客厅里只剩电视机待机的蓝光一闪一闪,像一池死水。

我一个人干掉了七八罐青岛,啤酒的苦味在舌尖久久不散,肚里胀得慌。

手机外卖下单的弄堂炸鸡送来时已经有些凉了,我坐在沙发上,撕开纸袋,随手抓起一块鸡翅,蘸了蘸酱,咬下去又是油腻又是酥香,吃得潦草,吃得敷衍,只为填饱肚子。

静还没回来,手机上没有一条她的消息。

我把空啤酒罐排成一排,身体一点点陷进沙发,抱着抱枕,眼睛半睁半闭,意识像被啤酒泡软的棉花,飘飘忽忽就要沉下去。

也不知过了多久,昏昏沉沉间,一阵手机铃声猛地刺破了屋里的安静。

“叮铃铃——”

刺眼的白光从茶几上的手机屏幕炸开,和电视偶尔闪过的蓝光交错在一起,把客厅照得阴森森的,像深夜鬼片里的场景。
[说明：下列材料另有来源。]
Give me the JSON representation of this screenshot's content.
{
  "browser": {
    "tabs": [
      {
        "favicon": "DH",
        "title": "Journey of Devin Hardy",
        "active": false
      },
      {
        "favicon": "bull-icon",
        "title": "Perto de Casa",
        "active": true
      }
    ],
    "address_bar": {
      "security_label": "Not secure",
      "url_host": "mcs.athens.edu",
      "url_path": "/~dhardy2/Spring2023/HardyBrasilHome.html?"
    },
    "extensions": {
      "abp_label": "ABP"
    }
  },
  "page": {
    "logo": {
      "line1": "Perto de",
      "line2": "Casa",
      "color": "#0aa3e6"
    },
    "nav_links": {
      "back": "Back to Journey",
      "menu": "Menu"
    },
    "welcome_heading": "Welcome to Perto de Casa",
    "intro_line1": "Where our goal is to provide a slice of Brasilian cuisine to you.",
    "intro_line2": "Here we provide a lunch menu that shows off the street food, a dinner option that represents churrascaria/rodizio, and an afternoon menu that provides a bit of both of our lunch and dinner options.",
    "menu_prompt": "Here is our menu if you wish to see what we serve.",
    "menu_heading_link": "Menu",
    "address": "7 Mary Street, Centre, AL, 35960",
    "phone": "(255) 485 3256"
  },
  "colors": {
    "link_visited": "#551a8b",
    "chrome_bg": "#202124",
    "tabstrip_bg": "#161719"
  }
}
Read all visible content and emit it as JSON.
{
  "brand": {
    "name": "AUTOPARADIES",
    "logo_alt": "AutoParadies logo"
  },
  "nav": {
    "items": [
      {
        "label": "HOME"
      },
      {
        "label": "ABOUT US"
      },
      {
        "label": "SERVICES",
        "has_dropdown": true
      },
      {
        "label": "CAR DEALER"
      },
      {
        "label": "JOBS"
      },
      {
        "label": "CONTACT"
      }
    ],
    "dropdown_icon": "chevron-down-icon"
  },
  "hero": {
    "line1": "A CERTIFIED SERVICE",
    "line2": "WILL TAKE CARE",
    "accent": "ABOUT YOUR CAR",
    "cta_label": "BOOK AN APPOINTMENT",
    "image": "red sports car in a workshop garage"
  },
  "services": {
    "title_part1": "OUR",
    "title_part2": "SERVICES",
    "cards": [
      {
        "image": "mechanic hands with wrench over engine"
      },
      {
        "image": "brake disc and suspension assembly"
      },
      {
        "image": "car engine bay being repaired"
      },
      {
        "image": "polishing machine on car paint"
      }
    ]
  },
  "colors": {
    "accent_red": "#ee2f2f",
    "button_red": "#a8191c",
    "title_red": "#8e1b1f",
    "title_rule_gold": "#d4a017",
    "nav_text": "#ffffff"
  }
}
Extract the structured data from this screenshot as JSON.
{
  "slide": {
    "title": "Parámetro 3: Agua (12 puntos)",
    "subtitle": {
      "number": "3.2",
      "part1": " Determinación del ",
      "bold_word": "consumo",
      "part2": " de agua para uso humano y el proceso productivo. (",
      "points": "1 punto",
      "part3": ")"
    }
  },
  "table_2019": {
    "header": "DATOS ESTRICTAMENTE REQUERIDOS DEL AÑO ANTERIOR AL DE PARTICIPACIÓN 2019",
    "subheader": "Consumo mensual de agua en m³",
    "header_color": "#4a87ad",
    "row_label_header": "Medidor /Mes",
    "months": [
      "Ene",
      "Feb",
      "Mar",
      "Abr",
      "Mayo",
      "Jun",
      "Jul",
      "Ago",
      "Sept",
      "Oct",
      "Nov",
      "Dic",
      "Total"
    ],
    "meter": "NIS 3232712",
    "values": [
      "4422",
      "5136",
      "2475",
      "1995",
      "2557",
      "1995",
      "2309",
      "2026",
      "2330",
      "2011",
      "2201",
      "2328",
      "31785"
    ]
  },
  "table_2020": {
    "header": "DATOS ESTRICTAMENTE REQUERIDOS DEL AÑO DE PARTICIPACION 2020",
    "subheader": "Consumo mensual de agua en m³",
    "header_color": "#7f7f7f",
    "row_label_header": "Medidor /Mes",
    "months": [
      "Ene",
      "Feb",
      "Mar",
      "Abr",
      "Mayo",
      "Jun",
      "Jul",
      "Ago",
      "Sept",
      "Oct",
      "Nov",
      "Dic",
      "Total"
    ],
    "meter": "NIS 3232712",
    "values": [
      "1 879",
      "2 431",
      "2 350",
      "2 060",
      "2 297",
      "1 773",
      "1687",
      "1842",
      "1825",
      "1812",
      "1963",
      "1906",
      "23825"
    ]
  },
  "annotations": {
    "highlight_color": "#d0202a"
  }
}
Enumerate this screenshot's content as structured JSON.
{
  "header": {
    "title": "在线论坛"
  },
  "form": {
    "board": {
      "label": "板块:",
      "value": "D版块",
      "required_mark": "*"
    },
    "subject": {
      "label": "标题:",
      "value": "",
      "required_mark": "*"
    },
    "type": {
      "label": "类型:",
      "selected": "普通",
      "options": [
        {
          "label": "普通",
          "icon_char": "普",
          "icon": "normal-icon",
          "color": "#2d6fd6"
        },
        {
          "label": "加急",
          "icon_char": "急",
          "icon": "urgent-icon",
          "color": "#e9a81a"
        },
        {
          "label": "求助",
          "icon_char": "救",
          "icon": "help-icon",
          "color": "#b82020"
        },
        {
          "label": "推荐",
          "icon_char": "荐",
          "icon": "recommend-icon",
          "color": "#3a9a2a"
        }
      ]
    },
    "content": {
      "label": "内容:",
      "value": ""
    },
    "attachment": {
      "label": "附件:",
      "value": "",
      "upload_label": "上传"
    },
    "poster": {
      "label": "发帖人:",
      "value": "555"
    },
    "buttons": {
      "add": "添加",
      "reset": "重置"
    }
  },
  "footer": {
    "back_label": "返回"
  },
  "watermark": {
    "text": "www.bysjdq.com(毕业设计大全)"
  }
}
我眯着眼,伸手摸索着抓起手机,指尖还有点炸鸡留下的油渍。

屏幕上跳动的备注:静。

我心跳忽然快了一拍,清了清嗓子:“喂?”

“安……”她的声音从听筒里传来,软软的,拖着长长的尾音,带着明显的酒意,“嗯……你在家吗?嗯……到小区门口来接我好不好?”

她很少这样撒娇,更很少喝醉。电话那头隐约还有风声、车声,还有几句模糊的笑闹声,像是在路边。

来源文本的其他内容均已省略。